Stephanie Syjuco’s series Block Out the Sun restores dignity through erasure. The 1904 World’s Fair in St. Louis included an artificial Filipino village to show off the United States’ newest territory. There, American Filipinos were forced to perform stereotypical actions in a human zoo. In photos like “Block Out the Sun (Shadow)” (2022) and “Block Out the Sun (Shield)” (2022), Syjuco protects the figures in archival prints from continued humiliation by placing her hands over them.

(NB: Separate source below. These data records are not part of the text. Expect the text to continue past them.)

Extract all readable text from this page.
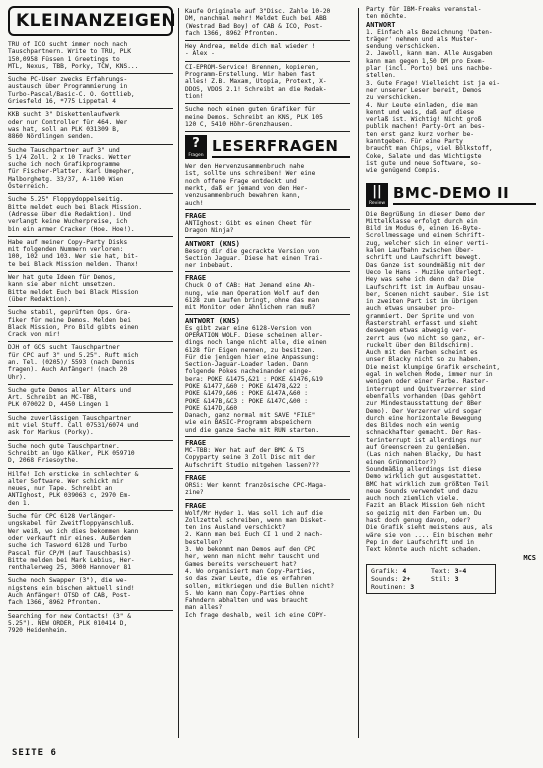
KLEINANZEIGEN
TRU of ICO sucht immer noch nach
Tauschpartnern. Write to TRU, PLK
150,0958 Füssen 1 Greetings to
MTL, Nexus, TBB, Porky, TCW, KNS...
Suche PC-User zwecks Erfahrungs-
austausch über Programmierung in
Turbo-Pascal/Basic-C. O. Gottlieb,
Griesfeld 16, *775 Lippetal 4
KKB sucht 3" Diskettenlaufwerk
oder nur Controller für 464. Wer
was hat, soll an PLK 031309 B,
8860 Nördlingen senden.
Suche Tauschpartner auf 3" und
5 1/4 Zoll. 2 x 10 Tracks. Wetter
suche ich noch Grafikprogramme
für Fischer-Platter. Karl Umepher,
Malborghetg. 33/37, A-1100 Wien
Österreich.
Suche 5.25" Floppydoppelseitig.
Bitte meldet euch bei Black Mission.
(Adresse über die Redaktion). Und
verlangt keine Wucherpreise, ich
bin ein armer Cracker (Hoe. Hoe!).
Habe auf meiner Copy-Party Disks
mit folgenden Nummern verloren:
100, 102 und 103. Wer sie hat, bit-
te bei Black Mission melden. Thanx!
Wer hat gute Ideen für Demos,
kann sie aber nicht umsetzen.
Bitte meldet Euch bei Black Mission
(über Redaktion).
Suche stabil, geprüften Ops. Gra-
fiker für meine Demos. Melden bei
Black Mission, Pro Bild gibts einen
Crack von mir!
DJH of GCS sucht Tauschpartner
für CPC auf 3" und 5.25". Ruft mich
an. Tel. (0205)/ 5593 (nach Dennis
fragen). Auch Anfänger! (nach 20
Uhr).
Suche gute Demos aller Alters und
Art. Schreibt an MC-TBB,
PLK 070022 D, 4450 Lingen 1
Suche zuverlässigen Tauschpartner
mit viel Stuff. Call 07531/6074 und
ask for Markus (Porky).
Suche noch gute Tauschpartner.
Schreibt an Ugo Kälker, PLK 059710
D, 2068 Friesoythe.
Hilfe! Ich ersticke in schlechter &
alter Software. Wer schickt mir
neues, nur Tape. Schreibt an
ANTIghost, PLK 039063 c, 2970 Em-
den 1.
Suche für CPC 6128 Verlänger-
ungskabel für Zweitfloppyanschluß.
Wer weiß, wo ich dies bekommen kann
oder verkauft mir eines. Außerdem
suche ich Tasword 6128 und Turbo
Pascal für CP/M (auf Tauschbasis)
Bitte melden bei Mark Lebius, Her-
renthalerweg 25, 3000 Hannover 81
Suche noch Swapper (3"), die we-
nigstens ein bischen aktuell sind!
Auch Anfänger! OTSD of CAB, Post-
fach 1366, 8962 Pfronten.
Searching for new Contacts! (3" &
5.25"). NEW ORDER, PLK 010414 D,
7920 Heidenheim.
Kaufe Originale auf 3"Disc. Zahle 10-20
DM, nanchmal mehr! Meldet Euch bei ABB
(Westrad Bad Boy) of CAB & ICO, Post-
fach 1366, 8962 Pfronten.
Hey Andrea, melde dich mal wieder !
- Alex -
CI-EPROM-Service! Brennen, kopieren,
Programm-Erstellung. Wir haben fast
alles! Z.B. Maxam, Utopia, Protext, X-
DDOS, VDOS 2.1! Schreibt an die Redak-
tion!
Suche noch einen guten Grafiker für
meine Demos. Schreibt an KNS, PLK 105
120 C, 5410 Höhr-Grenzhausen.
?
Fragen
LESERFRAGEN
Wer den Hervenzusammenbruch nahe
ist, sollte uns schreiben! Wer eine
noch offene Frage entdeckt und
merkt, daß er jemand von den Her-
venzusammenbruch bewahren kann,
auch!
FRAGE
ANTIghost: Gibt es einen Cheet für
Dragon Ninja?
ANTWORT (KNS)
Besorg dir die gecrackte Version von
Section Jaguar. Diese hat einen Trai-
ner inbebaut.
FRAGE
Chuck O of CAB: Hat Jemand eine Ah-
nung, wie man Operation Wolf auf den
6128 zum Laufen bringt, ohne das man
mit Monitor oder ähnlichem ran muß?
ANTWORT (KNS)
Es gibt zwar eine 6128-Version von
OPERATION WOLF. Diese scheinen aller-
dings noch lange nicht alle, die einen
6128 für Eigen nennen, zu besitzen.
Für die jenigen hier eine Anpassung:
Section-Jaguar-Loader laden. Dann
folgende Pokes nacheinander einge-
bera: POKE &1475,&21 : POKE &1476,&19
POKE &1477,&60 : POKE &1478,&22 :
POKE &1479,&06 : POKE &147A,&60 :
POKE &147B,&C3 : POKE &147C,&00 :
POKE &147D,&60
Danach, ganz normal mit SAVE "FILE"
wie ein BASIC-Programm abspeichern
und die ganze Sache mit RUN starten.
FRAGE
MC-TBB: Wer hat auf der BMC & TS
Copyparty seine 3 Zoll Disc mit der
Aufschrift Studio mitgehen lassen???
FRAGE
ORSi: Wer kennt französische CPC-Maga-
zine?
FRAGE
Wolf/Mr Hyder 1. Was soll ich auf die
Zollzettel schreiben, wenn man Disket-
ten ins Ausland verschickt?
2. Kann man bei Euch CI 1 und 2 nach-
bestellen?
3. Wo bekommt man Demos auf den CPC
her, wenn man nicht mehr tauscht und
Games bereits verscheuert hat?
4. Wo organisiert man Copy-Parties,
so das zwar Leute, die es erfahren
sollen, mitkriegen und die Bullen nicht?
5. Wo kann man Copy-Parties ohne
Fahndern abhalten und was braucht
man alles?
Ich frage deshalb, weil ich eine COPY-
Party für IBM-Freaks veranstal-
ten möchte.
ANTWORT
1. Einfach als Bezeichnung 'Daten-
träger' nehmen und als Muster-
sendung verschicken.
2. Jawoll, kann man. Alle Ausgaben
kann man gegen 1,50 DM pro Exem-
plar (incl. Porto) bei uns nachbe-
stellen.
3. Gute Frage! Vielleicht ist ja ei-
ner unserer Leser bereit, Demos
zu verschicken.
4. Nur Leute einladen, die man
kennt und weis, daß auf diese
verlaß ist. Wichtig! Nicht groß
publik machen! Party-Ort an bes-
ten erst ganz kurz vorher be-
kanntgeben. Für eine Party
braucht man Chips, viel Bölkstoff,
Coke, Salate und das Wichtigste
ist gute und neue Software, so-
wie genügend Compis.
||
Review
BMC-DEMO II
Die Begrüßung in dieser Demo der
Mittelklasse erfolgt durch ein
Bild im Modus 0, einen 16-Byte-
Scrollmessage und einem Schrift-
zug, welcher sich in einer verti-
kalen Laufbahn zwischen Über-
schrift und Laufschrift bewegt.
Das Ganze ist soundmäßig mit der
Ueco le Hans - Muzike unterlegt.
Hey was sehe ich denn da? Die
Laufschrift ist im Aufbau unsau-
ber, Scenen nicht sauber. Sie ist
in zweiten Part ist im übrigen
auch etwas unsauber pro-
grammiert. Der Sprite und von
Rasterstrahl erfasst und sieht
deswegen etwas abwegig ver-
zerrt aus (wo nicht so ganz, er-
ruckelt über den Bildschirm).
Auch mit den Farben scheint es
unser Blacky nicht so zu haben.
Die meist klumpige Grafik erscheint,
egal in welchen Mode, immer nur in
wenigen oder einer Farbe. Raster-
interrupt und Quitverzerrer sind
ebenfalls vorhanden (Das gehört
zur Mindestausstattung der 8Ber
Demo). Der Verzerrer wird sogar
durch eine horizontale Bewegung
des Bildes noch ein wenig
schnackhafter gemacht. Der Ras-
terinterrupt ist allerdings nur
auf Greenscreen zu genießen.
(Las nich nahen Blacky, Du hast
einen Grünmonitor?)
Soundmäßig allerdings ist diese
Demo wirklich gut ausgestattet.
BMC hat wirklich zum größten Teil
neue Sounds verwendet und dazu
auch noch ziemlich viele.
Fazit an Black Mission Geh nicht
so geizig mit den Farben um. Du
hast doch genug davon, oder?
Die Grafik sieht meistens aus, als
wäre sie von .... Ein bischen mehr
Pep in der Laufschrift und in
Text könnte auch nicht schaden.
MCS
Grafik: 4	Text: 3-4
Sounds: 2+	Stil: 3
Routinen: 3
SEITE 6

Another show, THIS WAY: A Houston Group Show at the Contemporary Arts Museum Houston paid tribute to Freedmen’s Town, a long-gone Black settlement within the Fourth Ward. Irene Antonia Diane Reece’s multimedia installation “You Can’t Pray A Lie” (2023) uses oral history, photography, and artifacts to reconstruct the neighborhood’s identity. She prints contemporary photographs of community members on gauzy fabric and pins them to a clothesline, intermingling the portraits with historical images from Freedmen’s Town, hand-me-down nightgowns, and floral bedsheets. The project connects a nearly lost generation to the present one, tasked with preserving their fragile memory of Freedmen’s Town.

At the First Unitarian Universalist Church of Houston, Wendel A. White’s series Red Summer continued to commemorate forgotten landscapes. His unassuming photographs of parking lots, train stations, and chain link fences, posted on walls alongside the church’s pews, are actually the sites of lynch mobs. White juxtaposes each mundane cityscape with a sepia-toned newspaper clipping documenting the event, the crime sometimes buried beneath other headlines. Most of the news comes from African-American newspapers, underscoring that the horrific murders were hardly newsworthy for the White audiences of mainstream publications. “Tulsa, OK. May 31, 1921. The New York Age. New York, NY. Sat., June 4, 1921” documents the Tulsa Race Massacre in one of the most prominent African-American publications of its time. In the aftermath of the massacre, a thriving, affluent corner of what was known as Black Wall Street is no more than a sloped roadway, fenced sidewalk, and cracked asphalt.

For some artists, blocking part of a photograph is a way to protect its subjects. For others, their photographs recreate a location that has been unjustly scrubbed from history. In either case, Critical Geographies shows that photography’s power lies in what it chooses to document.

The FotoFest Biennial 2024, Critical Geographies, continues throughout Houston though April 21. The biennial was organized by Steven Evans, executive director, with support from the FotoFest staff.